For finding the optimum adsorbent, the AHC dose of 1 g/L was added to 250 mL Erlenmeyer flask comprising 100 mL of standard Pb2+ solution (200 mg/L) (initial pH value of 6 ± 0.1). All samples were put on the shaker and shaken at ambient temperature (25 ± 0.1 °C) for 24 h. The effect of pH on the adsorption was examined in the pH varies from 2.0 to 7.0. Experimental batch kinetics were conducted (initial pH value of 6 ± 0.1) at various contact times (5 to 240 min), contacting 1 g/L of optimum AHC (AHCop) and 100 mL of Pb2+ solution (200 mg/L). Pb2+ solutions were diluted with distilled water from the stock solution. For adsorption isotherm studies, 100 mL of lead solutions with initial concentrations vary from (20–200 mg/L) and initial pH value of (6 ± 0.1) was shaken with 1 g/L AHCop for 6 h (200 rpm) at different temperatures (25, 35, and 45 °C). The concentration of Pb2+ solutions was tested with an inductively coupled plasma-optical emission spectrometry (ICP-OES 730-ES, Varian, USA). All Pb2+ solutions were serially diluted from stock solution (200 mg/L).

The amounts of Pb2+ adsorbed in mg/g at various time \({q}_{t}\) were determined by Eq. (4)

$${q}_{t}=\frac{{C}_{0}-{C}_{t}}{m}*V$$
(4)

where \(V\) is the solution volume (mL), \(m\) is the quantity of adsorbent used (mg), and \({C}_{0}\) and \({C}_{t}\) are the primary and equilibrium concentrations after a time of t (\(\frac{mg}{L}\)), respectively. At equilibrium conditions, equilibrium adsorptions capacity \({q}_{eq}\) were calculated by the Eq. (4).

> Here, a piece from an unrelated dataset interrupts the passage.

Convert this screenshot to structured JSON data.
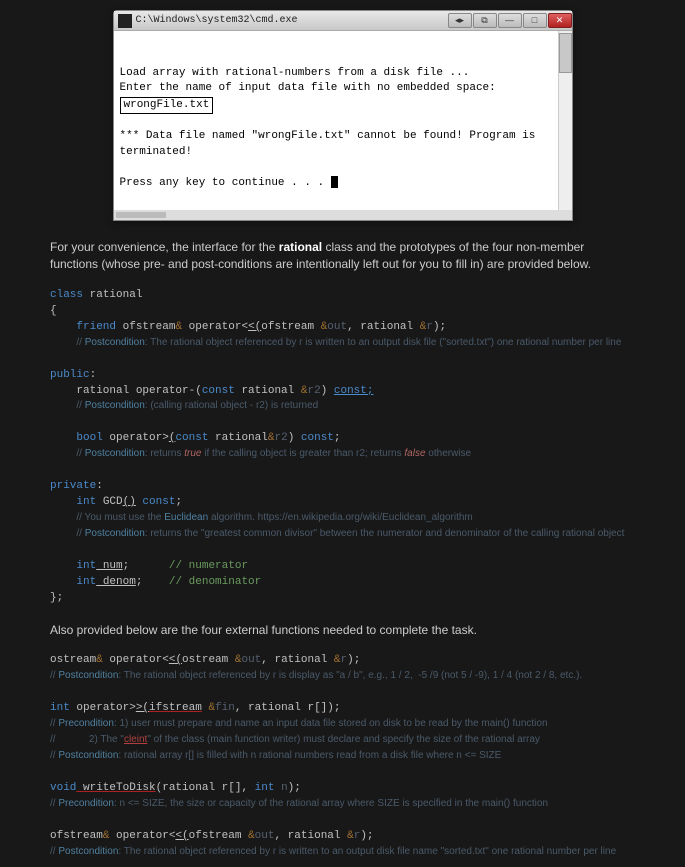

Elovich model68, Pseudo-first-order model69 (PFO), and pseudo-second-order model70 (PSO) were applied for kinetics studies as follows:

Elovich model as equation:

$${q}_{t}=\frac{1}{b}\mathrm{ln}(a+abt)$$
(5)

PFO model as equation:

$${q}_{t}={q}_{eq}[1-\mathrm{exp}\left(1-{k}_{1}t\right)]$$
(6)

PSO model as equation:

$$\frac{\mathrm{t}}{{q}_{t}}=\frac{1}{{k}_{2}{q}_{eq}^{2}}+\frac{1}{q}_{eq}t$$
(7)

where t is time (min), k1 (1/min) and k2 (\(\frac{{\text{g}}}{{\text{mg}} {{\text{min}}}^{-1}}\)) are rate coefficients of PFO and PSO, respectively. b (\(\frac{{\text{g}}}{{\text{mg}}}\)) and a (\(\frac{{\text{mg}}}{{\text{g}} {\text{min}}}\)) are constant of Elovich model.

Langmuir71, Freundlich72, and Sips73 models were applied for isotherm studies as follows:

Langmuir model:

$$\frac{{C}_{e}}{{q}_{eq}}=\frac{1}{{q}_{max}{K}_{L}}+\frac{{C}_{e}}{{q}_{max}}$$
(8)

Freundlich model:

$$\mathrm{ln}{q}_{eq}=ln{K}_{F}+\frac{1}{{n}_{f}}\mathrm{ln}{C}_{e}$$
(9)

Sips model:

$${q}_{eq}=\frac{{q}_{max}{K}_{s}{C}_{e}^{\frac{1}{{n}_{s}}}}{1+ {K}_{s}{C}_{e}^{\frac{1}{{n}_{s}}}}$$
(10)

where \({q}_{max}\) (mg/g) is maximum adsorption capacity, 1/ns is intensity of adsorption sites,\({K}_{L}\) (mL/mg) is equilibrium constant and \({K}_{F}\) (mL/mg) is the coefficient of adsorption capacity.